A lack of regulation on drug sales can be owed to the influence of the pharmaceutical industry in U.S. politics. The pharmaceutical industry has reportedly spent $2.5 billion in the past decade lobbying politicians, the most of any industry. Only 3 U.S. Senators have not taken donations from “Big Pharma” and only 1 out of 10 members of the House; the industry also employs 2 lobbyists for every member of Congress to ensure they are protected from regulations. The Pain Care Forum, an industry-funded interest group, spent $740m over a decade lobbying state and federal lawmakers against enacting limits on painkiller prescriptions.

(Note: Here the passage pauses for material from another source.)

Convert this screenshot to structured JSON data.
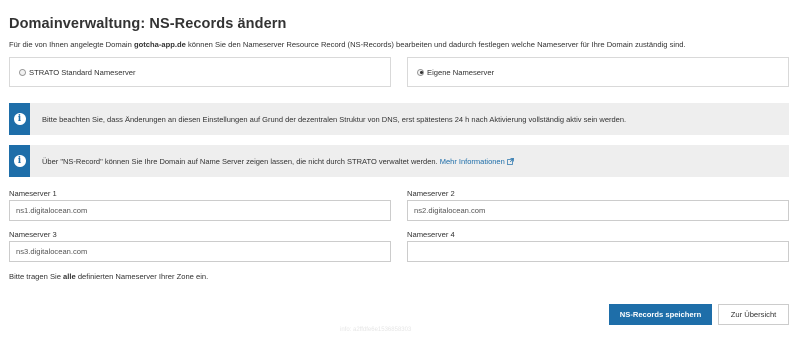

“From 1999 to 2008, overdose death rates, sales and substance use disorder treatment admissions related to prescription pain relievers increased in parallel. The overdose death rate in 2008 was nearly four times the 1999 rate; sales of prescription pain relievers in 2010 were four times those in 1999,” the CDC notes.
The federal government has shown slight signs of mobilization on the issue. President Donald Trump announced a rejuvenated effort to combat the deadly epidemic. In one speech, Trump said that "more people are dying from drug overdoses today than from gun homicides and motor vehicles combined,” continuing that, "These overdoses are driven by a massive increase in addiction to prescription painkillers, heroin and other opioids." At the end of his speech, the president signed a memorandum that declared the opioid epidemic a national health emergency, which, in turn, would give federal agencies a wider discretion to combat the epidemic.
However, instead of tapping into federal disaster relief funds, Trump invoked the Public Health Emergency Fund, which reportedly only contains $57,000. On top of this, Trump and his Republican cohorts plan to roll back Medicaid enrollment by making the enrollment procedures more tedious. For example, by requiring regular drug tests for those on the program, which would strip any rehabilitation opportunity for drug users who rely on Medicaid. The Republican’s main sought-after prize – the repeal of the Affordable Care Act, commonly called “Obamacare,” would dramatically reduce Medicaid enrollment and cut minimum required guarantees for private health insurance, which would likely include drug rehabilitation.
“This crisis was produced for profit, and to the detriment of working-class communities all over the country. I find the attempts the administration makes to draw attention to the crisis to be counteractive unless they address the causes of the problem in the first place," said Benjamin Sanning, a student activist and organizer in Northern Kentucky – a community that has been hit hard by the opioid epidemic.
Trump himself once said that Big Pharma “was getting away with murder.” However, his policy proposals show a clear lack of understanding of drug addiction and its main culprit – the neoliberal economic system that has befallen the U.S. that, through corporate deregulation, creates the conditions necessary for widespread social epidemics such as opioid abuse. Not only this, but Trump nominated Tom Marino for 'Drug Czar', a notorious Big Pharma representative that was forced to give up his consideration when it was revealed that he helped devise legislation that would protect irresponsible drug companies from penalties.
Vermont Senator Bernie Sanders tweeted in response to Trump’s proposal, "Trump is right that the opioid crisis is a national emergency. Unfortunately, his announcement today was nothing more than an empty promise."
In a successive tweet, Sanders said, “Millions depends on Medicaid for opioid treatment. Trump's solution is to cut Medicaid by $1 trillion. That is a disgrace."